6. Corrosion and Surface Protection
- Stainless grades:
- Use PREN for evaluating pitting resistance when Mo and N vary:
$$\text{PREN} = \text{Cr} + 3.3 \times \text{Mo} + 16 \times \text{N}$$
For 304 and 321, Mo and N are low, so PREN values are modest and both are not highly pitting-resistant compared with Mo-bearing duplex or superaustenitic grades. - General corrosion: Both grades exhibit excellent resistance to general aqueous corrosion at ambient temperatures owing to their chromium content.
- Intergranular corrosion: 304 can be vulnerable after exposure to sensitization temperatures; 321 is stabilized to reduce this risk.
- Non-stainless steels:
- Not applicable here; common non-stainless surface protection methods (galvanizing, painting) are irrelevant for 304/321 intended to provide corrosion resistance by composition.
- When stainless is insufficient:
- For chloride-polluted environments or where pitting is a concern, consider Mo-bearing grades (e.g., 316) or duplex/superaustenitic alloys.
7. Fabrication, Machinability, and Formability
- Machinability:
- Austenitic stainless steels are generally more difficult to machine than carbon steels due to high work hardening and low thermal conductivity.
- 304 and 321 have comparable machinability; specialized tooling, slower speeds, and heavier feeds are typical.
- Formability:
- Excellent ductility and formability in the annealed condition allow deep drawing and complex forming for both grades.
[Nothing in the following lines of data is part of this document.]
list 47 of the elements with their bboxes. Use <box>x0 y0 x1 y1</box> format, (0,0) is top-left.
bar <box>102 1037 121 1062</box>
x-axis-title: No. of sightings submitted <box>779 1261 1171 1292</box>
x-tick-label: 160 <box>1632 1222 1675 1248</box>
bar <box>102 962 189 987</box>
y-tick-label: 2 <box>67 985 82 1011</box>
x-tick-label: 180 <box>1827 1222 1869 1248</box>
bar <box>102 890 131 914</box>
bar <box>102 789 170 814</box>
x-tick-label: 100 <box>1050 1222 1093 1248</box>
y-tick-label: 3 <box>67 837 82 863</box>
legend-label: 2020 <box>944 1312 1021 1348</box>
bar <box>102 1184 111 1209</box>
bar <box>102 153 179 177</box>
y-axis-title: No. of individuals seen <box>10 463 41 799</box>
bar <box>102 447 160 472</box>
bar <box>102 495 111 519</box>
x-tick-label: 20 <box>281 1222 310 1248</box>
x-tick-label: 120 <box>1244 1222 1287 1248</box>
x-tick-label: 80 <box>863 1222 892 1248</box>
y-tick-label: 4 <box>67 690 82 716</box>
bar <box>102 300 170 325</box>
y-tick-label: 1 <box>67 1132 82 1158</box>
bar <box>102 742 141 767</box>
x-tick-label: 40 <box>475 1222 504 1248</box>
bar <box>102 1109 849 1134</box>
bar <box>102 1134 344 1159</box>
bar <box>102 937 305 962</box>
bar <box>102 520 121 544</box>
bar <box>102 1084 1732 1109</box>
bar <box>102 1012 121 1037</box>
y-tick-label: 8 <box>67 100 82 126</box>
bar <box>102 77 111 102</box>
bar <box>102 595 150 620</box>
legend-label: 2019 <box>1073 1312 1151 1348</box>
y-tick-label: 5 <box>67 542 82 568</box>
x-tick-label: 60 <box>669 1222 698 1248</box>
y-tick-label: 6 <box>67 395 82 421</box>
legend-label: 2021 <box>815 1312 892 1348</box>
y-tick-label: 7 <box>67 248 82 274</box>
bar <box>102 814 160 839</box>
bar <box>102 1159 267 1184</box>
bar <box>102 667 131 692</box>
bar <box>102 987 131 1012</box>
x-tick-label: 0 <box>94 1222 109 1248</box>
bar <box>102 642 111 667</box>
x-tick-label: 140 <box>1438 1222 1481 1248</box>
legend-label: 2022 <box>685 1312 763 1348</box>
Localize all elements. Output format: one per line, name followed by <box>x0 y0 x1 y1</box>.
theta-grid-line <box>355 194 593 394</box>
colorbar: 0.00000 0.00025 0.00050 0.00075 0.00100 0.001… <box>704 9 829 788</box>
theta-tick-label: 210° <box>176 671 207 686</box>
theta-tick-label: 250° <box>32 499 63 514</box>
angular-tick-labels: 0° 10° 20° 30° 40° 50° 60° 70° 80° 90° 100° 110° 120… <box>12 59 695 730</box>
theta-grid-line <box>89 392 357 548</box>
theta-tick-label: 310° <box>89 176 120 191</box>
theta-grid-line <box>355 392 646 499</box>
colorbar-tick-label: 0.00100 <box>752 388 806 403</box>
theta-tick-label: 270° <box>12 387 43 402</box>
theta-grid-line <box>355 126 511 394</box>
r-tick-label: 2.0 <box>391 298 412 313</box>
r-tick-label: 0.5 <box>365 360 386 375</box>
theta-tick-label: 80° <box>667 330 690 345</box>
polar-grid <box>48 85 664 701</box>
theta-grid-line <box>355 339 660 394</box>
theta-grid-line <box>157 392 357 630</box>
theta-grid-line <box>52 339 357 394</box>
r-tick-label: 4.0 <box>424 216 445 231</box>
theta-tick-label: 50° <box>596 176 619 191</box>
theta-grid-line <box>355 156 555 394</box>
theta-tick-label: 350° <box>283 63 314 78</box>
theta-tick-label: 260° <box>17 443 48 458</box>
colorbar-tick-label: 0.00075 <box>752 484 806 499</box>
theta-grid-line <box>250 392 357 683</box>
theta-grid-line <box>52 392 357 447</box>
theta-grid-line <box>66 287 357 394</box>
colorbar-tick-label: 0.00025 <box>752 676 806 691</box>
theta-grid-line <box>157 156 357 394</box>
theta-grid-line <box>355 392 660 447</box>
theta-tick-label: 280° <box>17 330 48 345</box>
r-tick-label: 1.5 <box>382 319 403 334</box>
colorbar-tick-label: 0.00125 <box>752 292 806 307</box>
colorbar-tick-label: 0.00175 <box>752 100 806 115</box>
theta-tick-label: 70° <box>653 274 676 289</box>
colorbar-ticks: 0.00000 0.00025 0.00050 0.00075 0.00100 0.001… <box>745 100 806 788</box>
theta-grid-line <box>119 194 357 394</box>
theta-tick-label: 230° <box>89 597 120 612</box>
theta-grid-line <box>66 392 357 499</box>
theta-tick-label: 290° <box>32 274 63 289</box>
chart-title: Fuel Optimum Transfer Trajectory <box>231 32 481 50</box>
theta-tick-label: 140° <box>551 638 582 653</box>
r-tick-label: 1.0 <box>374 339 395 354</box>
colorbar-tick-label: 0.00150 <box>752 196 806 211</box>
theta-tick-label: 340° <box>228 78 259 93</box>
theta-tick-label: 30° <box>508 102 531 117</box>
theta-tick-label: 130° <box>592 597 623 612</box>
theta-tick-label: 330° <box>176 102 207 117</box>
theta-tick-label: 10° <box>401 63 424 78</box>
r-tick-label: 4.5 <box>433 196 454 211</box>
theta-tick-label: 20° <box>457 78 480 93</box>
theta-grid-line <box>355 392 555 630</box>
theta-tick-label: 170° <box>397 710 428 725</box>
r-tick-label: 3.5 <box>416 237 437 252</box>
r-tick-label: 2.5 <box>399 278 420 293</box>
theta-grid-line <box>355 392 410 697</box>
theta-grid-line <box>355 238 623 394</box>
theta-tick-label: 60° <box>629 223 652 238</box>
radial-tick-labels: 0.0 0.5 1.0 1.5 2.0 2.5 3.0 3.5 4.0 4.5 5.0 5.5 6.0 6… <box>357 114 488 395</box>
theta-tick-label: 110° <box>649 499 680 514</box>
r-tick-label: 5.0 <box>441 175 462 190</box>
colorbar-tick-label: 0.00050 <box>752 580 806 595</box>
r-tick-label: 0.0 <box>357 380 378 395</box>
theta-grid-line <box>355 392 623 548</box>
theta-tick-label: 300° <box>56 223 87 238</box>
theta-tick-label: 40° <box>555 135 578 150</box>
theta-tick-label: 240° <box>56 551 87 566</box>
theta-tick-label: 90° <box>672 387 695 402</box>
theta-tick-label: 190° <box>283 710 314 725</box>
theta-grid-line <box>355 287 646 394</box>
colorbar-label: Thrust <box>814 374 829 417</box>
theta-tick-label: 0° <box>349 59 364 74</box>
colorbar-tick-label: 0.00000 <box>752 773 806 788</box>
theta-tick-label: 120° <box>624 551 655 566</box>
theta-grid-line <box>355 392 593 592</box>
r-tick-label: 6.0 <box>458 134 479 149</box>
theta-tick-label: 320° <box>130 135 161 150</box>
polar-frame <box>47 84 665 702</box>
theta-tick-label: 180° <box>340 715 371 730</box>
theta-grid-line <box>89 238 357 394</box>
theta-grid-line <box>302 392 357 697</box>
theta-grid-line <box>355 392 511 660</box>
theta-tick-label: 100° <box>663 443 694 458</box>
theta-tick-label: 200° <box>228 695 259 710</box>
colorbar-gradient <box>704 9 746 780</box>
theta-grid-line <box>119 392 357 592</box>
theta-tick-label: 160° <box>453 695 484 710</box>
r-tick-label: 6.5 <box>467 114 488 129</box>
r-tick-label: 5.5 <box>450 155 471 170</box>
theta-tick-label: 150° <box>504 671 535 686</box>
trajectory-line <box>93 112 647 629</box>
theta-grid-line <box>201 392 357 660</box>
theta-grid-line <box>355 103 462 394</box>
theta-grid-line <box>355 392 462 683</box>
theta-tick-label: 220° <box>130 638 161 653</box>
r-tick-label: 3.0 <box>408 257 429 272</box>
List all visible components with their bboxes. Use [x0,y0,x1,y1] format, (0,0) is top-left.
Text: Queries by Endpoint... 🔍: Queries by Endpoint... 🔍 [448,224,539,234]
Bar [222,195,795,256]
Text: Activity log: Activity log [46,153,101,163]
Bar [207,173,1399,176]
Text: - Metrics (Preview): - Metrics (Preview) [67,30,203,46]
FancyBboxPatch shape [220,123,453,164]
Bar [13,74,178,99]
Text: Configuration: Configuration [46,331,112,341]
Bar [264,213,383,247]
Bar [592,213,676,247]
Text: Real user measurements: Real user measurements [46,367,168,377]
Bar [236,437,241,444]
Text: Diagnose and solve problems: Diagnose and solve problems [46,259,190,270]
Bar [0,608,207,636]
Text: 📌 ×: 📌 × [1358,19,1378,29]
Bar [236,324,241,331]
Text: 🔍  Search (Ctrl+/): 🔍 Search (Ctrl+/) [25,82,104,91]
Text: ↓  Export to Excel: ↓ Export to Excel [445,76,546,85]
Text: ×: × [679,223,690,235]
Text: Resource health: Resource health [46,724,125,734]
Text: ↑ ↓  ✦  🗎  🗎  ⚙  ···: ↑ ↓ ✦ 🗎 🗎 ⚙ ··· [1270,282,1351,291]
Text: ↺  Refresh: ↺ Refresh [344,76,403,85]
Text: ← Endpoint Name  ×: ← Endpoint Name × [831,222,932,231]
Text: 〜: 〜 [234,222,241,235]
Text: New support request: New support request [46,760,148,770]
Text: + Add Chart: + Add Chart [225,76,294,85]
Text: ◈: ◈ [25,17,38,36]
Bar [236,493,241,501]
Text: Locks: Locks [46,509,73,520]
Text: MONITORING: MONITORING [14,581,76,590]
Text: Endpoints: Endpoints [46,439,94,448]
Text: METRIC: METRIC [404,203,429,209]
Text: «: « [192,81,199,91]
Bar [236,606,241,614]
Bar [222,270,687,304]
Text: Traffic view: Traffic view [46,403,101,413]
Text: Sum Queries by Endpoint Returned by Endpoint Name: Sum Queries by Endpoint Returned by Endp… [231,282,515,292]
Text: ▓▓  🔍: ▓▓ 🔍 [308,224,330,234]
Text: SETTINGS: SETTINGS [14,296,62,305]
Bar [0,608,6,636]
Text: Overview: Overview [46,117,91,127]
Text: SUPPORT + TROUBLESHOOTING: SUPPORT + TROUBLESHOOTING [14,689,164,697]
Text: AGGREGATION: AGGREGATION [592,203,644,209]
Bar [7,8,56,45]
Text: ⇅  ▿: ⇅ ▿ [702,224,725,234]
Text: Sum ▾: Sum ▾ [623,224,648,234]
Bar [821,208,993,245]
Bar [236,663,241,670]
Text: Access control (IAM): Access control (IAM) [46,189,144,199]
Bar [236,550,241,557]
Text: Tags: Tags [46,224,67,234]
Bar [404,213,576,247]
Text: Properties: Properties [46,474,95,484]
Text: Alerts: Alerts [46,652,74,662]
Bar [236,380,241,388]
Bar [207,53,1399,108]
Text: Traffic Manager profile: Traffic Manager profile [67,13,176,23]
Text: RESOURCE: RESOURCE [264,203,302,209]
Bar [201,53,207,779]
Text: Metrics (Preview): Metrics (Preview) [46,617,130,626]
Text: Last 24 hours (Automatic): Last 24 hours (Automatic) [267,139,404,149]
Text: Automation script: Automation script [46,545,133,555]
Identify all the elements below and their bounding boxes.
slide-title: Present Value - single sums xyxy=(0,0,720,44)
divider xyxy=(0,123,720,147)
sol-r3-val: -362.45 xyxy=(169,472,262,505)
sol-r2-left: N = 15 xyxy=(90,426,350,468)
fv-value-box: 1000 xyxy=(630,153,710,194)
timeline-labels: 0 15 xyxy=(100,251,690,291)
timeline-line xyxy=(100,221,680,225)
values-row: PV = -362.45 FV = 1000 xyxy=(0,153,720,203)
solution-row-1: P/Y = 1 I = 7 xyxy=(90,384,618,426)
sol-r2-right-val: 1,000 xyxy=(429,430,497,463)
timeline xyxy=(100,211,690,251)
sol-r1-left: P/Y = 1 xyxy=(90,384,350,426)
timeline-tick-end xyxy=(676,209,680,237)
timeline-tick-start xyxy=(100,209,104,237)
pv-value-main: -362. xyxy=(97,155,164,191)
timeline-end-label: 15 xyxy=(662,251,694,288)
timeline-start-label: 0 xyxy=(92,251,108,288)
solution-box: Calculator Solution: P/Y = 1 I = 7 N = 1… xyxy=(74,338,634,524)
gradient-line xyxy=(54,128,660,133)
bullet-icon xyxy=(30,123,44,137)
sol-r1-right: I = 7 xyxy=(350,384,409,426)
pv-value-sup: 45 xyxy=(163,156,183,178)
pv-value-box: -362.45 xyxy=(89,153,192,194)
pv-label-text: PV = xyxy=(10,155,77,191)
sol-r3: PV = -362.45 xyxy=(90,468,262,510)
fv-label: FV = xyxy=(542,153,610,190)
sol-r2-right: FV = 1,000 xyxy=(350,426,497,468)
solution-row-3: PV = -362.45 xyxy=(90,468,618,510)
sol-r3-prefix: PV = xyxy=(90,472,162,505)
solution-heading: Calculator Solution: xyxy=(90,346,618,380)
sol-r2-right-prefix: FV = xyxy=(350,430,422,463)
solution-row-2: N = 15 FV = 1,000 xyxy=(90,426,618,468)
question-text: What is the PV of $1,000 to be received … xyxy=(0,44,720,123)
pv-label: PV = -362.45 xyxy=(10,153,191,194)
- Springback and work hardening are greater than for mild steel; plan forming allowances and intermediate anneals for severe deformation.
- Surface finishing:
- Both take standard finishes (polish, passivation, electropolish) well. Passivation with nitric or citric acid is commonly used to restore surface chromium oxide after fabrication.
- Welding and post-processing:
- For assemblies that must avoid sensitization and cannot be solution-treated after welding, 321 can eliminate the need for expensive post-weld heat treatment.
8. Typical Applications
| 304 — Typical Uses | 321 — Typical Uses |
|---|---|
| Food and beverage equipment, kitchenware, sinks | Aircraft exhaust systems, expansion joints, and high-temperature furnace components |
| Chemical equipment for non-chloride services | Heat exchanger tubing and welded assemblies exposed to 500–800 °C |
| Architectural trim and indoor handrails | Petrochemical hot-gas ducting where sensitization risk exists |
| Pressure vessels and pipework at ambient to moderate temperatures | Aerospace and high-temperature industrial components requiring stabilization |
Selection rationale: - Choose 304 where general corrosion resistance, formability, and cost are primary criteria and where long-term exposure to sensitization temperatures is unlikely. - Choose 321 when welded assemblies or components will experience cyclic or sustained temperatures in the sensitization range, or where intergranular corrosion following thermal exposure is a critical failure mode.
9. Cost and Availability
- Relative cost:
- 304 is more common and generally less expensive than 321 due to higher production volumes and simpler chemistry.
- 321 incurs a modest premium for titanium addition and for being a specialty, high-temperature grade.
- Availability by product form:
- 304 is widely available in sheet, plate, coil, tube, bar, and fasteners globally.
- 321 is widely available but lead times and stock sizes may be smaller for some product forms (e.g., specialty tubes or large-diameter forgings) compared with 304.
- Procurement considerations:
- For large projects, price volatility in nickel markets affects both grades; 321 may show slightly higher sensitivity due to tighter production runs.
10. Summary and Recommendation
| Attribute | 304 | 321 |
|---|---|---|
| Weldability | Excellent for most applications; watch HAZ sensitization risk | Excellent; stabilized chemistry reduces intergranular corrosion risk after welding |
| Strength–Toughness (annealed) | Comparable; good toughness and ductility | Comparable; similar toughness with improved thermal stability |
| Cost | Lower (more common) | Higher (titanium-stabilized specialty grade) |
Recommendations: - Choose 304 if: - The application requires general-purpose corrosion resistance at ambient or moderate temperatures. - Cost, availability, and forming/machining convenience are primary concerns. - Welded assemblies will not be exposed to prolonged service in the 425–870 °C sensitization range or post-weld heat treatment is feasible. - Choose 321 if: - The part will be welded and will operate or be exposed repeatedly to temperatures that promote chromium carbide precipitation (sensitization), or where post-weld solution annealing is impractical. - High-temperature stability and resistance to intergranular corrosion are mission-critical (e.g., heat exchangers, exhaust systems). - Slightly higher material cost is acceptable for reduced maintenance and improved long-term reliability.
Final note: Both grades are durable, widely used austenitic stainless steels. The decision between 304 and 321 typically hinges on the exposure-temperature profile of the component and whether stabilization against intergranular corrosion (via titanium addition) is warranted to ensure long-term performance after welding or thermal cycling.